Mardi, pour le prochain atelier du ZAD Social Rap (ZSR), les filles et les gars ne savent toujours pas sur quoi lâcher l’écriture. La mort de l’aéroport, fin de la torture ? L’évacuation de la «route des chicanes» annoncée ce lundi ? La lutte pour que vivent ces utopies, brasseries, menuiseries, causeries entre les champs paysans ? Autre prose ? Au «ZSR» de Notre-Dame-des-Landes, on attend le dernier moment pour choisir le thème.
Le studio se trouve au premier étage d'un squat. Ouvert à tous mais sous verrou. Sur la «zone à défendre», il est rare de poser une serrure. Mais pas le choix avec le matos que contient la pièce (deux ordis, une carte son, deux enceintes, un caisson de basse). La cabine d'enregistrement, elle, reste ouverte. Un ancien placard doublé en panneaux de bois et mousses. Moquette rouge pour la finition. Il fait chaud dedans. «Non mais qui a installé un sac de couchage ? C'est pas fait pour dormir», dit Loïc, pas énervé. Un squatteur passe la tête : «Excuse, je savais pas.»

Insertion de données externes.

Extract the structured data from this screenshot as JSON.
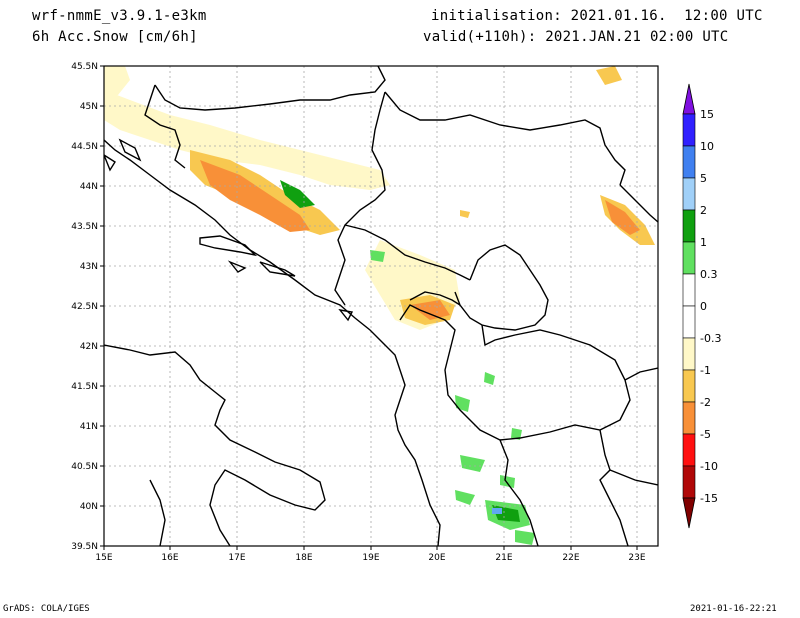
{
  "header": {
    "model": "wrf-nmmE_v3.9.1-e3km",
    "field": "6h Acc.Snow [cm/6h]",
    "init": "initialisation: 2021.01.16.  12:00 UTC",
    "valid": "valid(+110h): 2021.JAN.21 02:00 UTC"
  },
  "map": {
    "lat_ticks": [
      "45.5N",
      "45N",
      "44.5N",
      "44N",
      "43.5N",
      "43N",
      "42.5N",
      "42N",
      "41.5N",
      "41N",
      "40.5N",
      "40N",
      "39.5N"
    ],
    "lon_ticks": [
      "15E",
      "16E",
      "17E",
      "18E",
      "19E",
      "20E",
      "21E",
      "22E",
      "23E"
    ]
  },
  "colorbar": {
    "labels": [
      "15",
      "10",
      "5",
      "2",
      "1",
      "0.3",
      "0",
      "-0.3",
      "-1",
      "-2",
      "-5",
      "-10",
      "-15"
    ],
    "colors": [
      "#3320ff",
      "#2060f0",
      "#60a8f0",
      "#a0d0f8",
      "#10a010",
      "#60e060",
      "#ffffff",
      "#ffffff",
      "#fff8c8",
      "#f8c850",
      "#f89038",
      "#ff1010",
      "#c81010",
      "#a00808",
      "#7800a0",
      "#800000"
    ]
  },
  "footer": {
    "left": "GrADS: COLA/IGES",
    "right": "2021-01-16-22:21"
  }
}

«Pas d’oseille, on se démerde sans ingé son, que des agités au basson» («l’Arrache-prod»)
Loïc protège la liberté d'elle-même. Il a mis une règle : «pas de chien, pas de liquide» à proximité du matos. «Des mecs ont râlé au début, alors j'ai fait le propriétaire des moyens de production. J'ai dit "on remballe !". Depuis, le studio est devenu sacré.» Le père du ZSR a avancé l'achat des ordinateurs et se rembourse au coup par coup avec la vente à prix libre d'un album collectif.
Il est passé par le classique (jardin musical à 5 ans, hautbois à 13), le rock, les percus africaines, la techno… Le millefeuille des styles l'aide à créer les «instrumentales», qu'il compose pour que chacun(e) y place sa voix.

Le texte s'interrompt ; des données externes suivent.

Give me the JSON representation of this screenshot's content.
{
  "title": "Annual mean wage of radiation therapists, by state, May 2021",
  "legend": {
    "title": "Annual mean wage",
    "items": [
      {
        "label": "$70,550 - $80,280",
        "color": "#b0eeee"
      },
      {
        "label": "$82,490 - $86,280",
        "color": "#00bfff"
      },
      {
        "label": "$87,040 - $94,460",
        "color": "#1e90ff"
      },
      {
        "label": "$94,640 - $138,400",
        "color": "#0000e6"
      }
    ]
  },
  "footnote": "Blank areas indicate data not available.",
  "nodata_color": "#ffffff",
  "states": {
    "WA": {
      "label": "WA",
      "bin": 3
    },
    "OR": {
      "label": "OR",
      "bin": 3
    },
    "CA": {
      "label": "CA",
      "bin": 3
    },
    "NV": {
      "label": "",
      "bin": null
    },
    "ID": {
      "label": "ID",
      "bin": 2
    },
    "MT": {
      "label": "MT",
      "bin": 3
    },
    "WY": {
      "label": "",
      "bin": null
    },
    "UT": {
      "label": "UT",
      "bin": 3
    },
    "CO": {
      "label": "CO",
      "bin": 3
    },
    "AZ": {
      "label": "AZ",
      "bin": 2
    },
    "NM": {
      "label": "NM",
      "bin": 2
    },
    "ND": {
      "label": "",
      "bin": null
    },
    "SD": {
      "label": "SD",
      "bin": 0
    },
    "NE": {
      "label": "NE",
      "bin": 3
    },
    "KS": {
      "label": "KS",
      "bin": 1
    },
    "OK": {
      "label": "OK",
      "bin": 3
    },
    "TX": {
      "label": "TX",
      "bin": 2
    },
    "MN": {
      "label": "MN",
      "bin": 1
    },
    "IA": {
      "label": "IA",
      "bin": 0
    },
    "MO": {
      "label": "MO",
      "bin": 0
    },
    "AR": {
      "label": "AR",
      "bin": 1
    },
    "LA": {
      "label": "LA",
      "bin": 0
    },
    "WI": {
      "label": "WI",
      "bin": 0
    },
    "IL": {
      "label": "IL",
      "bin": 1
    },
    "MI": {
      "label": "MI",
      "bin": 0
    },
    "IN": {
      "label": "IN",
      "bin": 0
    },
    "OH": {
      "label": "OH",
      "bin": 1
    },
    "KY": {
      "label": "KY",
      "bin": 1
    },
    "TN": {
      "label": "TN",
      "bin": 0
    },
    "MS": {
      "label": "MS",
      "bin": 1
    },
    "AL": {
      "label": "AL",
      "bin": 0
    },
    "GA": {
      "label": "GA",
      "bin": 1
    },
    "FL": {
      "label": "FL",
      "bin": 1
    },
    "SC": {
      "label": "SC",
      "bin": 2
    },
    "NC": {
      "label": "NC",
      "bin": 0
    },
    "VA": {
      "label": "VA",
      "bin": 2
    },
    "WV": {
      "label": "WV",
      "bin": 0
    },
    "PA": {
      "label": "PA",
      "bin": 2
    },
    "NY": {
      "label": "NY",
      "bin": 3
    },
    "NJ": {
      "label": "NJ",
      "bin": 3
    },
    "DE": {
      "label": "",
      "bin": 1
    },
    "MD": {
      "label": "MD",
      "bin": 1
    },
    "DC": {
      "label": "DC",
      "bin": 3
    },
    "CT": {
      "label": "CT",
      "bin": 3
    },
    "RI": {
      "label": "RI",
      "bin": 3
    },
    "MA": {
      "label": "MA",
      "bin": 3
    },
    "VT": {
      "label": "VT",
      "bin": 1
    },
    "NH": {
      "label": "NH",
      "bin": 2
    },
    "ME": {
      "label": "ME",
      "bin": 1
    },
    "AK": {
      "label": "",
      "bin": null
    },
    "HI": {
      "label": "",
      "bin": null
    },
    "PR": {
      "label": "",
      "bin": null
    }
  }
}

«Au nom de la sécurité, ça recrute dans les tranchées que vous avez creusées. Comment se sentir en paix entouré d’une armée ?» («Au nom de la sécurité»)
Le Zad Social Rap est né dans les blessures et les révoltes, une semaine après la mort de Rémi Fraisse, le militant tué par une grenade jetée par un gendarme sur le chantier du barrage de Sivens (Tarn) le 26 octobre 2014. L’écorché dans les textes n’est pas sans rappeler Skalpel, qui a débuté à Aulnay-sous-Bois il y a vingt ans et s’est déplacé à Notre-Dame-des-Landes en décembre pour un festival de hip-hop.

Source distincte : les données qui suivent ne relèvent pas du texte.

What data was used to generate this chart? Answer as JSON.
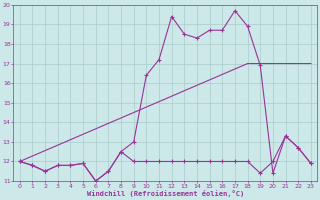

Loïc se méfie des raccourcis : «On ne chante pas des tracts, on fait des vrais textes.» Le premier album du ZSR inclut des morceaux en tessons de bouteilles, aussi bien le shampoing aux herbes de Infraction capillaire que l'attaque - contre-attaque du système dans Légitime Défense. Djul, autre papa du projet, ex-DJ, observe : «Au final, il n'y a pas de sujet qui ne soit pas vraiment politique. Même si le rap s'est en partie standardisé, il prend son énergie dans la revendication.» Leur copine Stika, autre pilier du ZSR : «Le "rap engagé", c'est un gros pléonasme. On dit "Rythm and protest". Un micro n'est pas fait pour chanter des rimes creuses !»
«Un cercle chromatique, qui traumatise, qui magnétise, qui moi m’attise» («ZSR»)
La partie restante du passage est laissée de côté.